CHAPTER TWO
Basic processing
Putting tabs back
entab is very nearly the inverse of detab:
PROGRAM
entab -- convert runs of blanks to tabs
USAGE
entab
FUNCTION
entab copies its input to its output, replacing strings of blanks by
tabs so that the output is visually the same as the input, but
contains fewer characters. Tab stops are assumed to be set every
four columns (i.e., 1, 5, 9,...), so that each sequence of one to
four blanks ending on a tab stop is replaced by one tab character.
EXAMPLE
Using > as a visible tab:
$ runhaskell entab.hs
col 1 2 34 rest
>col>1>2>34>rest
^Z
$ runhaskell detab.hs | runhaskell entab.hs
>col 1>2>34>rest
^Z
>col>1>2>34>rest
BUGS
entab is naive about backspaces, vertical motions, and non-printing
characters. entab will convert a single blank to a tab if it occurs
at a tab stop. Thus entab is not an exact inverse of detab.

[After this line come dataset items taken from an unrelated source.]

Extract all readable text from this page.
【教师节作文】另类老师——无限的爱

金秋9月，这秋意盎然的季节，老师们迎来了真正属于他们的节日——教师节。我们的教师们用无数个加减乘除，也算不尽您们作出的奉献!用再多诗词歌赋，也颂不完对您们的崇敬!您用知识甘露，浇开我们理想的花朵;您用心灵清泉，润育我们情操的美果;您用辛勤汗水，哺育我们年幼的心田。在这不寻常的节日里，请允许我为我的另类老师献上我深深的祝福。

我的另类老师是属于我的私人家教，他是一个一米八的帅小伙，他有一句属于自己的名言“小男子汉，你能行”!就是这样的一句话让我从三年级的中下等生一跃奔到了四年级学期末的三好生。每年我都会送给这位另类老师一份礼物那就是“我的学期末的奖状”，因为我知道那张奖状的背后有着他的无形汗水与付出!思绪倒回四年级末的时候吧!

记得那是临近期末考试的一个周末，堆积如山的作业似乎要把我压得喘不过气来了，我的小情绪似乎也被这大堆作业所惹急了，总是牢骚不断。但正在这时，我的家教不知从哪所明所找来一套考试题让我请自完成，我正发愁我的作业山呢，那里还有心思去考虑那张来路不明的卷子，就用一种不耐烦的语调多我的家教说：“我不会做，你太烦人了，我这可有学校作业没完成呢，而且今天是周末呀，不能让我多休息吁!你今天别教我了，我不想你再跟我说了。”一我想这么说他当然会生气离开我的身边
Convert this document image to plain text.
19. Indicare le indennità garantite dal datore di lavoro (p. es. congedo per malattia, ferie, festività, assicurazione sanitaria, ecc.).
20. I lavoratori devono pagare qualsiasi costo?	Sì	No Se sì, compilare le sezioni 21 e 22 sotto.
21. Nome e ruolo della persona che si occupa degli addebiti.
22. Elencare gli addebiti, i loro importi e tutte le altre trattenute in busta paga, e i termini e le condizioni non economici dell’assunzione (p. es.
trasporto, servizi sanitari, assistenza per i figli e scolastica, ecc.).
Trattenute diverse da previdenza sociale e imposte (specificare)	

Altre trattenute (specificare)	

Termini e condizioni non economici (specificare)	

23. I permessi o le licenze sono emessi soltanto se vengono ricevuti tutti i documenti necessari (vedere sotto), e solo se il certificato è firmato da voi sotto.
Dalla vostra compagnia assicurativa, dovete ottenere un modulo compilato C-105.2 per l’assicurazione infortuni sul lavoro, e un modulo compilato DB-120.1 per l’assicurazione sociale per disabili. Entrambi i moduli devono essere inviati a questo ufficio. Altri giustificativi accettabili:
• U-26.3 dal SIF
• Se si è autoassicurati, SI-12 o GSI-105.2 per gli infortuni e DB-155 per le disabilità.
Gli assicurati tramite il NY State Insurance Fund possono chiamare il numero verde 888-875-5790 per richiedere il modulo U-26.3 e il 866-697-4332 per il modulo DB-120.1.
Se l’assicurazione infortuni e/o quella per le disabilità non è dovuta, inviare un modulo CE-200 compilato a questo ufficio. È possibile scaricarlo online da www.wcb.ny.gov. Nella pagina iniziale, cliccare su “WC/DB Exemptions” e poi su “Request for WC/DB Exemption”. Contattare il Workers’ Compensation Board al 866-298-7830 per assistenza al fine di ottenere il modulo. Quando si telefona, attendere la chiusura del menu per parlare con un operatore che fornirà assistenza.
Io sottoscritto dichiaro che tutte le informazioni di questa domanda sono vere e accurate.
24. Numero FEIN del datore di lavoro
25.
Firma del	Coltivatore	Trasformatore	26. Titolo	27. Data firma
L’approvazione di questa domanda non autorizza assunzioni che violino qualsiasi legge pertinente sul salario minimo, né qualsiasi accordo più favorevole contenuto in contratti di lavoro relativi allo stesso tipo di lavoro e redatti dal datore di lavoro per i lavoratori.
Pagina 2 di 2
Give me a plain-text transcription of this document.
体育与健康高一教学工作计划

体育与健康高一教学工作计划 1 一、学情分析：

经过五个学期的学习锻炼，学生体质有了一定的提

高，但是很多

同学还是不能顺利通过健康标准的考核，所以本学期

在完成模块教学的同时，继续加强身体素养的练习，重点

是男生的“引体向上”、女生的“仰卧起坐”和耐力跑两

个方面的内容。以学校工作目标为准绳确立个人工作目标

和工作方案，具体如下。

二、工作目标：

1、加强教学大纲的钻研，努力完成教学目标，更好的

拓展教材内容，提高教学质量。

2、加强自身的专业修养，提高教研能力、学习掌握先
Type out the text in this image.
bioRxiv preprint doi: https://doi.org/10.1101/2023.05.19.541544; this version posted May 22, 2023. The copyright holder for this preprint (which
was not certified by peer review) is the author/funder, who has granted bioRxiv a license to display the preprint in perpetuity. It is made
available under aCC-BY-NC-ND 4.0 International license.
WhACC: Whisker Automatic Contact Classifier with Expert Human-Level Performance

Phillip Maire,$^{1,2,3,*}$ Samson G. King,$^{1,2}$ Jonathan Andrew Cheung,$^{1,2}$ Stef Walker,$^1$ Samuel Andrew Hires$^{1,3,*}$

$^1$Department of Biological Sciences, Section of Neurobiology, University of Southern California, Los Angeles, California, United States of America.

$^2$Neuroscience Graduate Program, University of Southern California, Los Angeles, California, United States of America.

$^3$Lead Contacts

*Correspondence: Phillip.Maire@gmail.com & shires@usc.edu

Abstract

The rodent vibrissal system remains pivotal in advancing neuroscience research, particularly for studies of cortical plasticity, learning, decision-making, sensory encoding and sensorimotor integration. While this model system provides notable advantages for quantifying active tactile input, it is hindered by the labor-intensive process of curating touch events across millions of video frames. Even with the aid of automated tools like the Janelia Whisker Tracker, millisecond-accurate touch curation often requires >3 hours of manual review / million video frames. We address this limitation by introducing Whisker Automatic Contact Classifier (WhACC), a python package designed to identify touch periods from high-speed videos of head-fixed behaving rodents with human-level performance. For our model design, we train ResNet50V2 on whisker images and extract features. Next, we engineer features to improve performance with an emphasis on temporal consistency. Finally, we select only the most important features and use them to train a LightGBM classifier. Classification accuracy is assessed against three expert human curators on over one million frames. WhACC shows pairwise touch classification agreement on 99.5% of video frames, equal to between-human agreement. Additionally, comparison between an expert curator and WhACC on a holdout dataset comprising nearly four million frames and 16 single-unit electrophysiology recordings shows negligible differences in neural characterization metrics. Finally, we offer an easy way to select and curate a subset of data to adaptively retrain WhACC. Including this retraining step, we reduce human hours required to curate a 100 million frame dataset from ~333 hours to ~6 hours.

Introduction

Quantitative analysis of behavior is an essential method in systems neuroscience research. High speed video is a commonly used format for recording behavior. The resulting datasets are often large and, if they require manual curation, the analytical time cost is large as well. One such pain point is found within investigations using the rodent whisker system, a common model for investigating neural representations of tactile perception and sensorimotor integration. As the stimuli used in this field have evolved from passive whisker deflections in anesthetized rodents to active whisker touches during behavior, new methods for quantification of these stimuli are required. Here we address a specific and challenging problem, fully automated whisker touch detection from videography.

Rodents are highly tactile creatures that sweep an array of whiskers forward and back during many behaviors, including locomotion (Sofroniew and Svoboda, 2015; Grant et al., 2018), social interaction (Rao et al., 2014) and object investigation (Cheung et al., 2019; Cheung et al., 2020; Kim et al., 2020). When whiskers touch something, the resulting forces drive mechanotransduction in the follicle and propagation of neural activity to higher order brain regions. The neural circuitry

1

The code for entab uses (once again) interact and a String -> String function. The function, entab', is further simplified by using perLine to map across the lines of the input:
perLine f = unlines . map f . lines
In this case, entab' breaks each input line into tabstop-separation blocks, and replaces any trailing spaces in each block with a tab (unless it is the last block of the input).
entab' :: [Bool] -> String -> String
entab' ts = perLine $ entab'' (tabspaces ts)
where
entab'' :: [Int] -> String -> String
entab'' _ [] = []
entab'' (col:rest) txt = doBlock col pre ++ entab'' (drop (col-1) rest) suf
where
(pre, suf) = splitAt col txt
doBlock len blk | length blk < len = blk
doBlock _ blk = case spcs
of "" -> blk -- in case the final blk ends in spaces
_ -> (reverse rest) ++ "\t"
where
(spcs, rest) = break (/= ' ') $ reverse blk
entab = interact $ entab' tabstops
As a side note, this is why tabspaces produces a list of integers rather than a list of space-strings.
Overstrikes
Back in the day, people used teletypewriters to interact with computers. These ttys typed user input onto a roll of paper while passing it to the computer and then printed the computer's output on the paper. One nifty trick was to emulate bold text by doubling a character: print the character, backspace, then print the character again. The duplication would produce a larger, darker glyph. The same trick would allow multiple overlapping glyphs, to produce underlining for example. When CRT terminals entered the scene, they typically followed the conventions of ttys (called "glass ttys", they were), including allowing the nifty backspace trick.
Printers (including, apparently, those available to the Bell Labs folks), however, did not follow this convention. Instead, the input had to be built of a special control character at the beginning of each line. An initial space allowed the line to be printed normally, but an initial '+' caused the print head to return to the beginning of the line without advancing the paper. (A "carriage return" without the matching "newline".) Then, the line output would be printed over the previous line, allowing bold, underlines, and whatever other special effects that could be done with overlapping glyphs.
The overstrike program converts between the first convention and the second.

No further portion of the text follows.